Um dos maiores desafios será a interiorização. Nas regiões de Açu e Seridó, mais de 200 cerâmicas representam um mercado potencial – sem contar a usina termelétrica Termoaçu, paralisada. O gasoduto orçado em R$ 86 milhões terá 310 quilômetros, partindo do Vale do Assu até o município de Jucurutu, onde terá duas ramificações: Jucurutu-Caicó e Jucurutu-Currais Novos. Em Caicó, partirá um outro ramal que abastecerá Parelhas.

Na capital, os mercados para a Potigás são o comercial, residencial e veicular – este último com vendas maiores do que o industrial. Três ramais vem sendo construídos pela distribuidora na região metropolitana de Natal.

Em Pernambuco, a Copergás espera ampliar sua rede em 119 quilômetros este ano, desembolsando aportes da ordem de R$ 22 milhões – de um total de R$ 95 milhões até 2005. Sem a termelétrica de Bongi – que a Chesf desistiu de construir – a distribuidora aposta na Termopernambuco – que deve entrar em operação até o final do ano– e no segmento veicular para aumentar suas vendas.

A interiorização também deverá sair do papel com a construção do trecho entre Recife e Vitória de Santo Antão, que deve ser iniciada ainda este ano. O projeto total, orçado em R$ 307 milhões deve levar o gás até as cidades de Caruaru, Garanhuns, Pesqueira, Petrolina e Araripina. A meta é, até 2015, cortar todo o Estado no sentido Leste/Oeste com mil quilômetros de rede. Na primeira etapa, serão instalados 120 quilômetros de dutos entre Recife e Caruaru, com investimento de R$ 80 milhões.

Para incentivar o mercado, a Copergas prepara o fornecimento de GNC em caminhões-feixe para um posto de GNV e uma indústria instalados em Caruaru.

A Algas irá investir cerca de R$ 7 milhões para ampliar a rede em Maceió / AL. Serão mais 16,8 km em rede de aço e 13,6 km em polietileno. A expansão será fundamentada nos segmentos residencial, comercial e veicular. A distribuidora alagoana estuda também a ligação do gasoduto UPGN Pilar/UPGN Atalaia (da Petrobras) com a cidade de Arapiraca.

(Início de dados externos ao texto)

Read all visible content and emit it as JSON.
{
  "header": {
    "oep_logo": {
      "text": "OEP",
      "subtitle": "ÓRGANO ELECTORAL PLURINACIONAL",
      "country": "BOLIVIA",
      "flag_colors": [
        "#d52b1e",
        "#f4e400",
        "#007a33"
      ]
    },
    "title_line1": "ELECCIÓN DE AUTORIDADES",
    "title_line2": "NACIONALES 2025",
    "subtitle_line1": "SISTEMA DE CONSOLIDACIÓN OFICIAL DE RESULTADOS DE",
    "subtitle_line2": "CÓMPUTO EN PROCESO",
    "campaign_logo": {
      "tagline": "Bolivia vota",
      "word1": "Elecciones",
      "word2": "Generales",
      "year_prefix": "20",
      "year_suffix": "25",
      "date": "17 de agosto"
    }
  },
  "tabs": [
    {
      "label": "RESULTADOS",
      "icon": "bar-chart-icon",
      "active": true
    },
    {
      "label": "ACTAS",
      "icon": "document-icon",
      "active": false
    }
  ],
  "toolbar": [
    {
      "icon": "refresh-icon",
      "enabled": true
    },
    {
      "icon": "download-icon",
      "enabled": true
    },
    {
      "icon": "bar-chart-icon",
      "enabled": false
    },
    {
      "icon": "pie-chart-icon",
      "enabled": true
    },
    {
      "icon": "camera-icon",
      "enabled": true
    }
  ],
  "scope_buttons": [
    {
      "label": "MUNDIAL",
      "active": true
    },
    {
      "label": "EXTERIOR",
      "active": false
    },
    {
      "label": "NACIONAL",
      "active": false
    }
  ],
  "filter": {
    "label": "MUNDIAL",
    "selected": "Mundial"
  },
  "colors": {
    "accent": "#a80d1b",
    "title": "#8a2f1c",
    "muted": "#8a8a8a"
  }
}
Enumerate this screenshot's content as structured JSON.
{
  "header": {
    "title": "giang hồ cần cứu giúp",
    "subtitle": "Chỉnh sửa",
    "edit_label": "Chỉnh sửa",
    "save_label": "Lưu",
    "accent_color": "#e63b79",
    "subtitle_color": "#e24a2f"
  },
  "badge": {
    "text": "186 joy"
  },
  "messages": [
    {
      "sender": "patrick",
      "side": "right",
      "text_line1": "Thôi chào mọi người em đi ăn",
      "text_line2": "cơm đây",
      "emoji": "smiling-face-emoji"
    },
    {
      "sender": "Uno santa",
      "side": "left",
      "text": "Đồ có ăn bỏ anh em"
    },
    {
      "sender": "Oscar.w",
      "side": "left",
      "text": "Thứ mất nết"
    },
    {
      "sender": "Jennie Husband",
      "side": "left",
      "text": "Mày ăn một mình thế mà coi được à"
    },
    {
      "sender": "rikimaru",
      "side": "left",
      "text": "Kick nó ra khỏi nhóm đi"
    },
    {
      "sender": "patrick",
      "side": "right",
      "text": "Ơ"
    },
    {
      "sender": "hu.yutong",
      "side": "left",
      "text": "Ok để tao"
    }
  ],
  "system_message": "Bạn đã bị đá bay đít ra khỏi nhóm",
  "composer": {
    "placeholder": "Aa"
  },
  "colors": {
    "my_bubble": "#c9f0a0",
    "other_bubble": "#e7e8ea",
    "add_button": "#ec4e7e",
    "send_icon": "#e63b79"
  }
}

Em Sergipe, a Emsergás prepara R$ 3.448 mil na ampliação de redes – de um total de R$ 5.289 que estão sendo investidos pela companhia este ano. O montante deverá representar um aumento de 4,4 km na rede de gasodutos, informa o diretor técnico e comercial da Emsergas, Ivonez Lourenço dos Santos.

A Bahiagás, terceira maior distribuidora do país, foca no segmento industrial como base para a interiorização de sua rede. Serão implantados gasodutos ligando Candeias a Feira de Santana – com 75 km para atender ao Centro Industrial da região – e o de Catu a Alagoinhas – com 37 km para levar o gás até as indústrias de bebidas e cerâmicas da região.

Na capital, a distribuidora finaliza a expansão de mais 26 km, para ampliar o fornecimento aos segmentos veicular, residencial e comercial. Entre capital e interior, neste ano, serão investidos R$ 60 milhões pela Bahiagás.

O gás natural é fornecido pela Bahiagás para cerca de 120 empresas, com a distribuição de cerca de 3,9 milhões de m³ por dia no Estado.

Já a Cegás, que garantiu aumento nas vendas com a operação das termelétricas MPX e Termofortaleza, tem como prioridade este ano a interiorização do insumo, com a construção da rede para Aracati e Caucaia / CE. Este ano foram investidos R$ 3 milhões, aplicados na distribuição e realizados simultaneamente com as inversões da Petrobras, que construiu três citygates – dois para atender às térmicas do Pecém e um destinado a Fortaleza.

A PBGás estuda a viabilidade técnica e econômica para levar gás natural até Campina Grande – o que representaria mais 100 km em gasodutos. Para estimular o consumo na região, a distribuidora fornece GNC através de caminhão-feixe para um posto na cidade. Em João Pessoa, a PBGás investirá cerca de R$ 9,5 milhões para ampliar em 42 km as duas principais redes da capital.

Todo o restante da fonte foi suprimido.